Die nächste Etappe waren die Figuren. Ohne wirklich darüber zu sprechen war uns beiden klar, dass Marlene den Tänzer macht und ich die Primaballerina. Die Posen waren im Zuge der Gestaltung entstanden: er macht einen Ausfallschritt und sie eine Arabesque. Die zierlichen Körper waren eine echte Herausforderung zumal wir beide zuvor noch nie wirklich eine vollständige Figur modelliert haben. Später kamen noch Gesicht, Haare und Kleidung dazu.
Als Tortengrundlage brauchten wir etwas stabiles, da eignet sich eine Sachertorte am besten und geht auch am schnellsten. Also haben wir eine Masse für acht Sacher angeschlagen und auf zwei Kapseln, Rechtecke, und eine runde Form mit einem Durchmesser von 36 cm aufgeteilt. Während diese Torten im Ofen aufgingen haben wir das Massa Ticino zum Eindecken eingefärbt: ganze Döschen Ruby-Rot verschwanden in dieser Zuckermasse und auch für den Tanzboden haben wir Massa Ticino in fünf verschiedene Brauntöne gefärbt und schließlich marmoriert.

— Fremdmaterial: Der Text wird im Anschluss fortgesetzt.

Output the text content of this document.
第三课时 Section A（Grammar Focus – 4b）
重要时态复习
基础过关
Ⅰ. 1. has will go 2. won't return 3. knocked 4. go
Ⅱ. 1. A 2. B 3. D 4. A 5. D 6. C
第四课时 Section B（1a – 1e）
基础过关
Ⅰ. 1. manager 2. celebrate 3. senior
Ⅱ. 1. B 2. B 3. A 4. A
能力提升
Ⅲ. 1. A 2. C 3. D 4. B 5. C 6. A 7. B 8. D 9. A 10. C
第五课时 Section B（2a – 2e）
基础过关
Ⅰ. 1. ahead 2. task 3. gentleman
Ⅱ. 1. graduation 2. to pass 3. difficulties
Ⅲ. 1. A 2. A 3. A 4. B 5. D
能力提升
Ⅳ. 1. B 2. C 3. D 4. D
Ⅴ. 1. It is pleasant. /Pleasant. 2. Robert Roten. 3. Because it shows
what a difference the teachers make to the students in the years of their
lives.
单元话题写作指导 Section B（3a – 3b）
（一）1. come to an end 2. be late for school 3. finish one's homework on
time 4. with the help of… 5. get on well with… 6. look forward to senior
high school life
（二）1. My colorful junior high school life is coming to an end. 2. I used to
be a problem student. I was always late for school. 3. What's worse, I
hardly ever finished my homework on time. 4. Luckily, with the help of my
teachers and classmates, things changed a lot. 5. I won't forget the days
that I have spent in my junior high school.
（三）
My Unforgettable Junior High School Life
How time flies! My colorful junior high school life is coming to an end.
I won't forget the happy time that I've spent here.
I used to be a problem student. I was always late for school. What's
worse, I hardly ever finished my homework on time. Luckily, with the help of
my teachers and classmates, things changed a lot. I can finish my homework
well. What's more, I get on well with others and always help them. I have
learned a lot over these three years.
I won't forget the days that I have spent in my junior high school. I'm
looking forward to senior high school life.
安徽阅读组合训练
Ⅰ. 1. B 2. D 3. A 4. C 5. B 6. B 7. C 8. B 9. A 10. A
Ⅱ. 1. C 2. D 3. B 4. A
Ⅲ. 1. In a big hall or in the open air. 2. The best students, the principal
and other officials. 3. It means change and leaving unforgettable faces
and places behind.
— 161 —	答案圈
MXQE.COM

Am Dienstag haben wir nun die Holzunterlagen vorbereitet und die Torten eingedeckt. Aus reinen Sachertorten wurde unsere Bühne samt Podest.
Unglücklicherweise ist an dem Abend auch noch das Standbein meiner Primaballerina abgebrochen, was mich nahezu an den Rand der Verzweiflung gebracht hat, aber da wir am nächsten Tag Schule hatten und ich mir da fachmännischen Rat holen konnte, war das Projekt gerettet. Letztlich musste ich das Bein neu moderieren und als Verstärkung habe ich eine Macaroni hineingeschoben, die als Stütze durch beide Sachertorten gesteckt wurde.

Mittwochabend wurden noch die letzten Verzierungen an den Torten angebracht, die Materialkisten und der Werkzeugkorb gepackt.

Am Donnerstagmittag haben wir alle Einzelteile in die Hofburg gebracht und dort das Schaustück zusammengesetzt. Es herrschte rege Begängnis, da natürlich alle zeitgleich anliefern und aufbauen. Natürlich gab es kleine Dramen, hier und da auch Tränen, weil etwas nicht gehalten hat. Aber nach gut anderthalb Stunden stand unser Werk, auch nebeneinander und gegenüber von unserer besten Freundin Jule mit ihrer Kaffeehauskultur.
Danach hieß es durchatmen und sich auf den Ball vorbereiten und hoffen, dass die Tänzer noch stehen, wenn die Jury kommt.